Pick me, pick me! How often as children and maybe even as adults have we hoped to be chosen to give the answer or join the team. Everyone dreaded the know-it-all and no one wanted to be picked last for the team. In between all this are those individuals that rarely say a thing, or are picked somewhere in the middle of the line-up of potential teammates.
So many of us are in that middle ground, we have the answers but do not share, we want to play but it doesn't really matter which team we are on. We coast through life just hoping to get by, maybe someone notices us, maybe no one does. It's okay, it really doesn't matter, until we lose someone we love.
But if you are someone who likes to express themselves, who knows what team they would like to be on, losing someone can be quite interesting. I am verbal, I have read many books in my life and have a cache of useless trivial knowledge stored in my brain. Occasionally a tidbit of this knowledge pipes up and there I go again, having the most obscure answers to something. My kids have dubbed them mom isms.
When my daughter died, at first I was very quiet, just wanted to be alone, seeking solace. If I couldn't achieve it at home, I would take a ride to the seashore and listen to the crashing waves. On those days where I needed to stay close to home, I would often pick up a coffee after dropping my son off at school and head to the cemetery. Yes, the cemetery, it is a great place to be alone with your thoughts, cry and scream out loud if need be, or just sit and talk to your loved one. Besides no one bothers you, they may nod as they walk by, say a quick morning, but that's it, you are left pretty much by yourself. I would do this when I knew I couldn't get peace and quiet at home.
As time went on, I found myself wanting to talk, to share my story, and thankfully I found some willing souls who allowed me to do just that. At home however, it was a different story, if I talked about Rachel, my son would retreat, my daughter would say here you go again and my husband would begin to tear up. It became very difficult and uncomfortable, I felt as if I were walking on eggshells around my immediate family. These are the people who are supposed to understand, the ones who stand by you through thick or thin. Why then did they not want to talk about Rachel, why was this topic such taboo.
My belief was if I shared her story, I would some how find healing, by talking about her I was insuring that her memory lived on. It was working for me, but definitely not for the rest of my immediate family.
You may find yourself in this very awkward situation, some may walk away from you, others shrug you off. Still others my plainly tell you to shut-up, enough already. Now all of a sudden, you feel as if everything around you is falling apart. I thought we all felt the same way, why is it so hard to talk about any of this. What we fail to see is that we do not all travel on this path in sync. We are all at different legs of this journey, a few are still in shock, some are in denial, there are those who are angry, some bob around in a sea of confusion, others have learned to accept the death, and some know that they must go on.
At a meeting that I was at earlier this evening, I noticed that when the group was asked a question, a few readily answered, while others waited, weighing their questions in their heads. "What if it's not the right answer, what if it's a dumb question? Let's see what the majority says, then I'll chime in. As I drove home, I started to think about my blog topic, and realized how we play out this scenario in many aspects of our lives. You get a feel for your audience, you watch for the reactions to what is said, and then you respond accordingly.

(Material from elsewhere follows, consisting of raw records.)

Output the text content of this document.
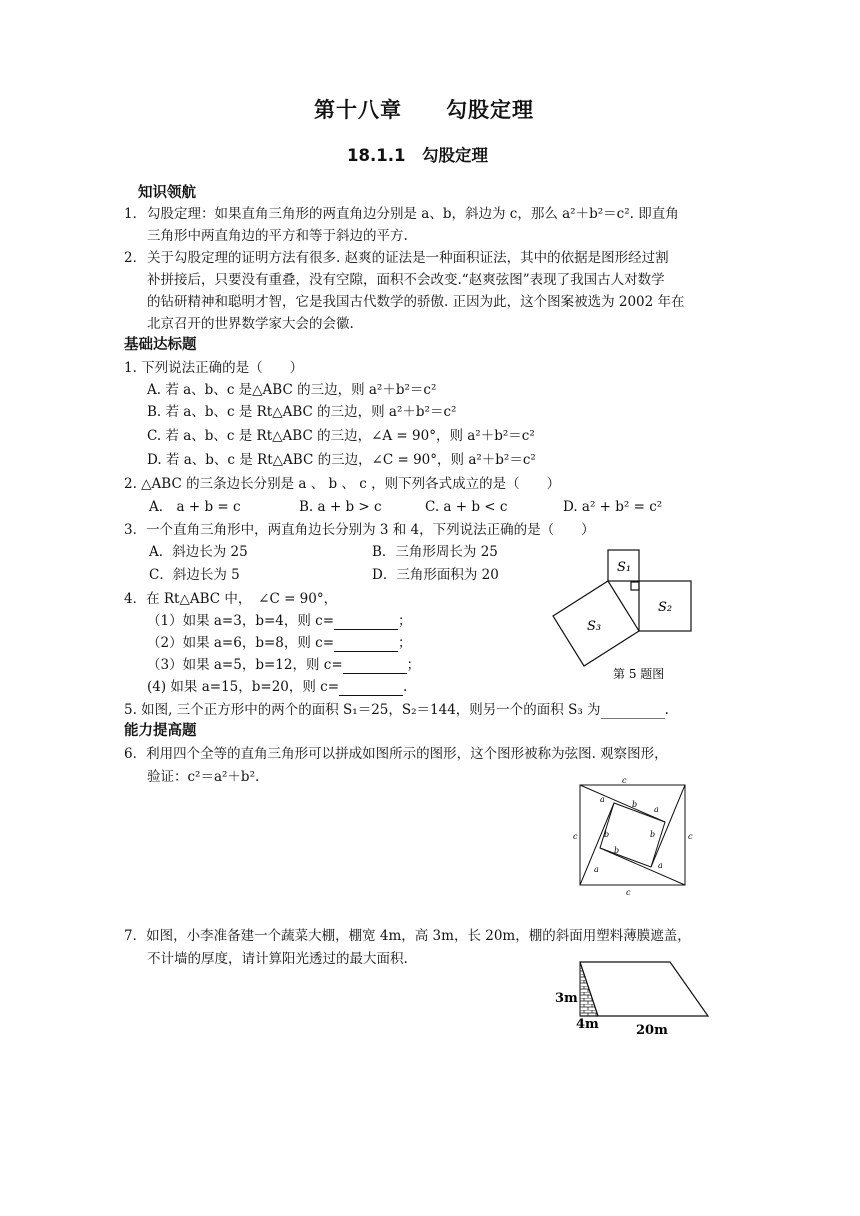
第十八章　　勾股定理
18.1.1　勾股定理
知识领航
1． 勾股定理：如果直角三角形的两直角边分别是 a、b，斜边为 c，那么 a²＋b²＝c². 即直角
三角形中两直角边的平方和等于斜边的平方.
2． 关于勾股定理的证明方法有很多. 赵爽的证法是一种面积证法，其中的依据是图形经过割
补拼接后，只要没有重叠，没有空隙，面积不会改变.“赵爽弦图”表现了我国古人对数学
的钻研精神和聪明才智，它是我国古代数学的骄傲. 正因为此，这个图案被选为 2002 年在
北京召开的世界数学家大会的会徽.
基础达标题
1. 下列说法正确的是（　　）
A. 若 a、b、c 是△ABC 的三边，则 a²＋b²＝c²
B. 若 a、b、c 是 Rt△ABC 的三边，则 a²＋b²＝c²
C. 若 a、b、c 是 Rt△ABC 的三边，∠A = 90°，则 a²＋b²＝c²
D. 若 a、b、c 是 Rt△ABC 的三边，∠C = 90°，则 a²＋b²＝c²
2. △ABC 的三条边长分别是 a 、 b 、 c ，则下列各式成立的是（　　）
A． a + b = c	B. a + b > c	C. a + b < c	D. a² + b² = c²
3．一个直角三角形中，两直角边长分别为 3 和 4，下列说法正确的是（　　）
A．斜边长为 25	B．三角形周长为 25
C．斜边长为 5	D．三角形面积为 20
4．在 Rt△ABC 中，　∠C = 90°，
（1）如果 a=3，b=4，则 c=	；
（2）如果 a=6，b=8，则 c=	；
（3）如果 a=5，b=12，则 c=	；
(4) 如果 a=15，b=20，则 c=	.
5. 如图, 三个正方形中的两个的面积 S₁＝25，S₂＝144，则另一个的面积 S₃ 为	.
S₁
S₂
S₃
第 5 题图
能力提高题
6．利用四个全等的直角三角形可以拼成如图所示的图形，这个图形被称为弦图. 观察图形，
验证：c²＝a²＋b².	c
c
c	c
a
b
a
b
b
b
a	a
7．如图，小李准备建一个蔬菜大棚，棚宽 4m，高 3m，长 20m，棚的斜面用塑料薄膜遮盖，
不计墙的厚度，请计算阳光透过的最大面积.
3m
4m	20m
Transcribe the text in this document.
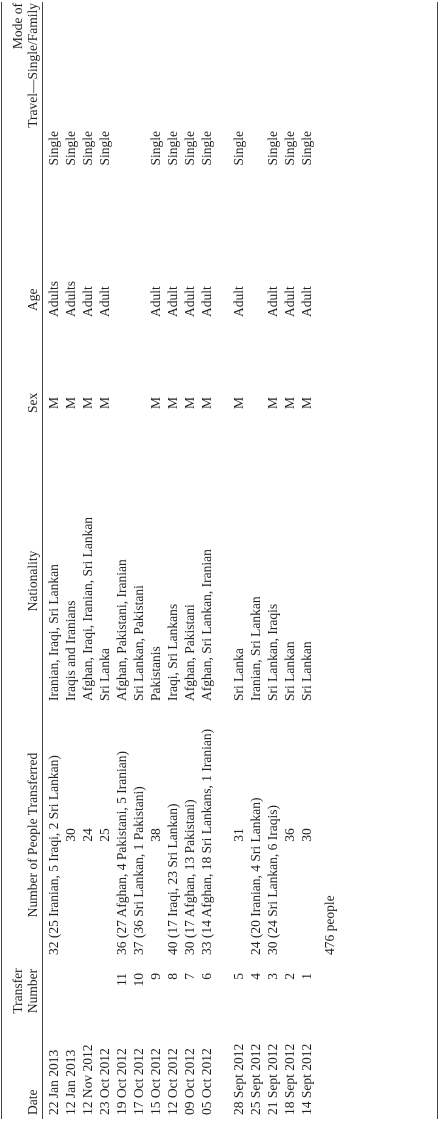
Date
Transfer Number
Number of People Transferred
Nationality
Sex
Age
Mode of Travel—Single/Family
22 Jan 2013
32 (25 Iranian, 5 Iraqi, 2 Sri Lankan)
Iranian, Iraqi, Sri Lankan
M
Adults
Single
12 Jan 2013
30
Iraqis and Iranians
M
Adults
Single
12 Nov 2012
24
Afghan, Iraqi, Iranian, Sri Lankan
M
Adult
Single
23 Oct 2012
25
Sri Lanka
M
Adult
Single
19 Oct 2012
11
36 (27 Afghan, 4 Pakistani, 5 Iranian)
Afghan, Pakistani, Iranian
17 Oct 2012
10
37 (36 Sri Lankan, 1 Pakistani)
Sri Lankan, Pakistani
15 Oct 2012
9
38
Pakistanis
M
Adult
Single
12 Oct 2012
8
40 (17 Iraqi, 23 Sri Lankan)
Iraqi, Sri Lankans
M
Adult
Single
09 Oct 2012
7
30 (17 Afghan, 13 Pakistani)
Afghan, Pakistani
M
Adult
Single
05 Oct 2012
6
33 (14 Afghan, 18 Sri Lankans, 1 Iranian)
Afghan, Sri Lankan, Iranian
M
Adult
Single
28 Sept 2012
5
31
Sri Lanka
M
Adult
Single
25 Sept 2012
4
24 (20 Iranian, 4 Sri Lankan)
Iranian, Sri Lankan
21 Sept 2012
3
30 (24 Sri Lankan, 6 Iraqis)
Sri Lankan, Iraqis
M
Adult
Single
18 Sept 2012
2
36
Sri Lankan
M
Adult
Single
14 Sept 2012
1
30
Sri Lankan
M
Adult
Single
476 people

Grief is so similar, we watch the reactions of others, we avoid saying 'the name' in some environments, we know when we can talk and when it is best to say nothing at all. Until one day when we say ENOUGH! I need to talk, I need to share, can someone just please listen to me. I had and still have a handful of wonderful souls, who let me ramble on, saying whatever comes to mind. I also sought out counseling which let me openly discuss and say things I wouldn't dare say to family or friends. This gave me an avenue to share not only my emotions, but the hurts dealt to me by well-meaning people.
Pick me! Pick someone. Find a sounding board, someone who will let you be you, without judgement, without pity, allowing you to say what comes to mind. In a book I read "Rachel's Cry, A Journey Through Grief" - real name, and yes, I may have picked it up because of the name. In it the author, Richard A. Drew, M.D., expresses his journey through grief in poetry. It was his way of sharing his loss, and how it effected him. In his introduction he states "My goal in writing these poems was primarily self-therapy. However, I hope sharing them might help others who are struggling through grief."
Here is an excerpt from one of his poems, The Psychiatrist:
"I want my son back. I want to know why
He died. Since that is not possible,
Who'll cry along with me and hold my hand,
And will let me be as sad as I choose
Without giving advice. Who won't leave when I lose
My temper. Who'll hear without judging when
I rail at God and ask where has He been.
I want you to care, then, if you see fit,
Break my heart gently. Don't smash it to bits."
So go ahead raise your hand, answer that question, be the first in line. Talk about it if that is what you need, or just sit quietly with someone who understands. But most importantly allow yourself to grieve.